From: Yongwei Wu <wuyongwei_at_[hidden]>
Date: Mon, 8 Nov 2021 20:32:54 +0800
On Mon, 8 Nov 2021 at 17:39, <language.lawyer_at_[hidden]> wrote:

> > Maybe the intention is the same, but it is simply not clear from the text
> > that base-class access is defined and unrelated-class access is
> undefined.
> > It is clearer in C++17 [basic.lval]/6.10.
> [basic.lval] is not related to the incoherent object expression issue.
> And there is nothing special in base vs. non-base class from [expr.ref]
> POV.
> struct B1 { int i1; };
> struct B2 { int i2; };
> struct D : B1, B2 {};
> D d;
> B2* b2 = reinterpret_cast<B2*>(&d);
> After all, you don't read C++17 [basic.lval] as meaning that doing b2->i2
> is OK and (should) have defined behavior because it is «base-class access»?

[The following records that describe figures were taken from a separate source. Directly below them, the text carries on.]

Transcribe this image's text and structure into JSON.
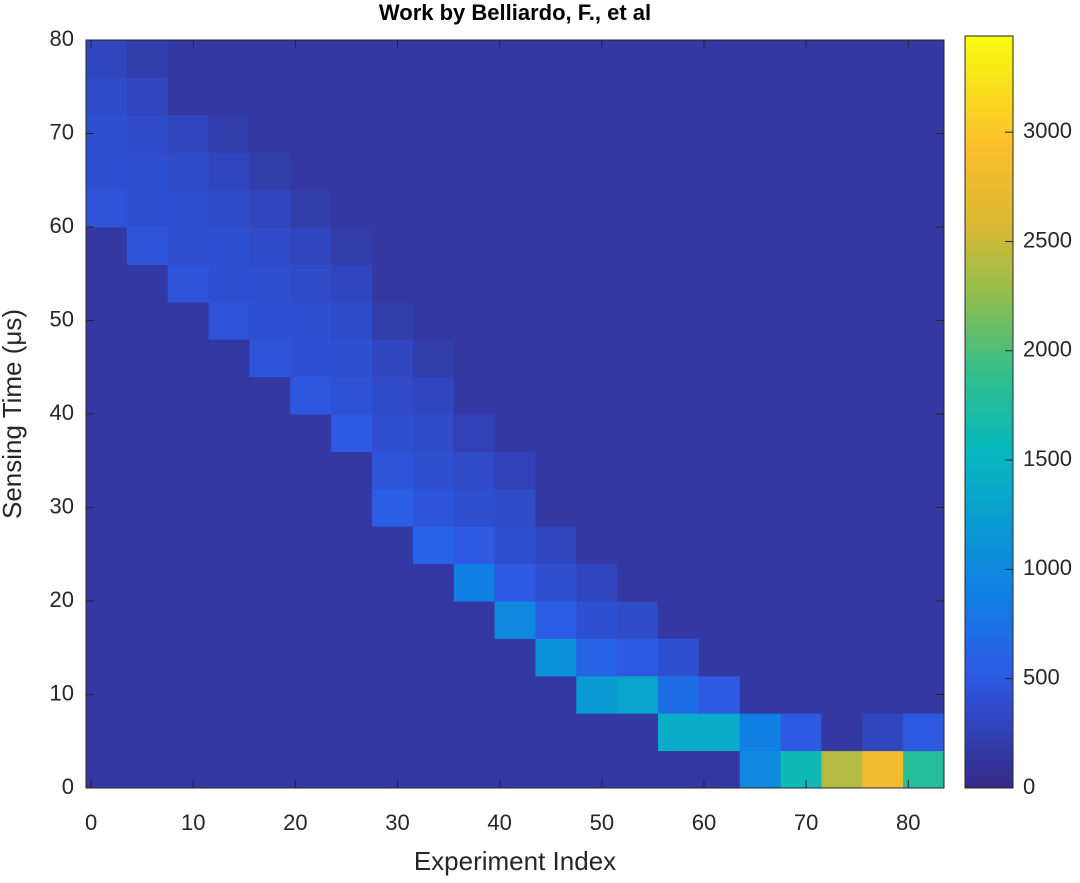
{
  "chart_data": {
    "type": "heatmap",
    "title": "Work by Belliardo, F., et al",
    "xlabel": "Experiment Index",
    "ylabel": "Sensing Time (μs)",
    "xlim": [
      -0.5,
      83.5
    ],
    "ylim": [
      0,
      80
    ],
    "xticks": [
      0,
      10,
      20,
      30,
      40,
      50,
      60,
      70,
      80
    ],
    "yticks": [
      0,
      10,
      20,
      30,
      40,
      50,
      60,
      70,
      80
    ],
    "xbins": [
      -0.5,
      3.5,
      7.5,
      11.5,
      15.5,
      19.5,
      23.5,
      27.5,
      31.5,
      35.5,
      39.5,
      43.5,
      47.5,
      51.5,
      55.5,
      59.5,
      63.5,
      67.5,
      71.5,
      75.5,
      79.5,
      83.5
    ],
    "ybins": [
      0,
      4,
      8,
      12,
      16,
      20,
      24,
      28,
      32,
      36,
      40,
      44,
      48,
      52,
      56,
      60,
      64,
      68,
      72,
      76,
      80
    ],
    "z": [
      [
        150,
        150,
        150,
        150,
        150,
        150,
        150,
        150,
        150,
        150,
        150,
        150,
        150,
        150,
        150,
        150,
        1000,
        1600,
        2400,
        2800,
        1800
      ],
      [
        150,
        150,
        150,
        150,
        150,
        150,
        150,
        150,
        150,
        150,
        150,
        150,
        150,
        150,
        1400,
        1400,
        900,
        500,
        150,
        300,
        500
      ],
      [
        150,
        150,
        150,
        150,
        150,
        150,
        150,
        150,
        150,
        150,
        150,
        150,
        1200,
        1300,
        700,
        500,
        150,
        150,
        150,
        150,
        150
      ],
      [
        150,
        150,
        150,
        150,
        150,
        150,
        150,
        150,
        150,
        150,
        150,
        1100,
        600,
        500,
        400,
        150,
        150,
        150,
        150,
        150,
        150
      ],
      [
        150,
        150,
        150,
        150,
        150,
        150,
        150,
        150,
        150,
        150,
        1000,
        550,
        400,
        350,
        150,
        150,
        150,
        150,
        150,
        150,
        150
      ],
      [
        150,
        150,
        150,
        150,
        150,
        150,
        150,
        150,
        150,
        900,
        500,
        400,
        300,
        150,
        150,
        150,
        150,
        150,
        150,
        150,
        150
      ],
      [
        150,
        150,
        150,
        150,
        150,
        150,
        150,
        150,
        600,
        500,
        400,
        300,
        150,
        150,
        150,
        150,
        150,
        150,
        150,
        150,
        150
      ],
      [
        150,
        150,
        150,
        150,
        150,
        150,
        150,
        550,
        450,
        400,
        350,
        150,
        150,
        150,
        150,
        150,
        150,
        150,
        150,
        150,
        150
      ],
      [
        150,
        150,
        150,
        150,
        150,
        150,
        150,
        450,
        400,
        350,
        250,
        150,
        150,
        150,
        150,
        150,
        150,
        150,
        150,
        150,
        150
      ],
      [
        150,
        150,
        150,
        150,
        150,
        150,
        500,
        400,
        350,
        250,
        150,
        150,
        150,
        150,
        150,
        150,
        150,
        150,
        150,
        150,
        150
      ],
      [
        150,
        150,
        150,
        150,
        150,
        480,
        430,
        350,
        300,
        150,
        150,
        150,
        150,
        150,
        150,
        150,
        150,
        150,
        150,
        150,
        150
      ],
      [
        150,
        150,
        150,
        150,
        450,
        420,
        400,
        300,
        200,
        150,
        150,
        150,
        150,
        150,
        150,
        150,
        150,
        150,
        150,
        150,
        150
      ],
      [
        150,
        150,
        150,
        450,
        420,
        400,
        350,
        200,
        150,
        150,
        150,
        150,
        150,
        150,
        150,
        150,
        150,
        150,
        150,
        150,
        150
      ],
      [
        150,
        150,
        450,
        400,
        400,
        350,
        300,
        150,
        150,
        150,
        150,
        150,
        150,
        150,
        150,
        150,
        150,
        150,
        150,
        150,
        150
      ],
      [
        150,
        450,
        400,
        400,
        350,
        300,
        200,
        150,
        150,
        150,
        150,
        150,
        150,
        150,
        150,
        150,
        150,
        150,
        150,
        150,
        150
      ],
      [
        450,
        400,
        400,
        350,
        300,
        200,
        150,
        150,
        150,
        150,
        150,
        150,
        150,
        150,
        150,
        150,
        150,
        150,
        150,
        150,
        150
      ],
      [
        400,
        400,
        350,
        300,
        200,
        150,
        150,
        150,
        150,
        150,
        150,
        150,
        150,
        150,
        150,
        150,
        150,
        150,
        150,
        150,
        150
      ],
      [
        400,
        350,
        300,
        200,
        150,
        150,
        150,
        150,
        150,
        150,
        150,
        150,
        150,
        150,
        150,
        150,
        150,
        150,
        150,
        150,
        150
      ],
      [
        350,
        300,
        150,
        150,
        150,
        150,
        150,
        150,
        150,
        150,
        150,
        150,
        150,
        150,
        150,
        150,
        150,
        150,
        150,
        150,
        150
      ],
      [
        300,
        200,
        150,
        150,
        150,
        150,
        150,
        150,
        150,
        150,
        150,
        150,
        150,
        150,
        150,
        150,
        150,
        150,
        150,
        150,
        150
      ]
    ],
    "clim": [
      0,
      3440
    ],
    "cticks": [
      0,
      500,
      1000,
      1500,
      2000,
      2500,
      3000
    ]
  }
}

You do have a point, but this is not how I interpret the C++17 rule.

According to the C++17 rule, if we have:

struct B1 { int i1; };
struct B2 { int i2; };
struct B3 { int i3; };

struct D : B1, B2 {};

D* pD = …;
B2* pB2 = …;
B3* pB3 = …;

Assuming the compiler cannot determine whether pD and pB2 are related (say,
they are passed in to a function), then changes to *pB2 should cause the
compiler to consider *pD is possibly changed. But whatever change made to
*pB3 will not cause the compiler to consider *pD might be tampered with.

Does it still hold for C++20? If so, through which rules?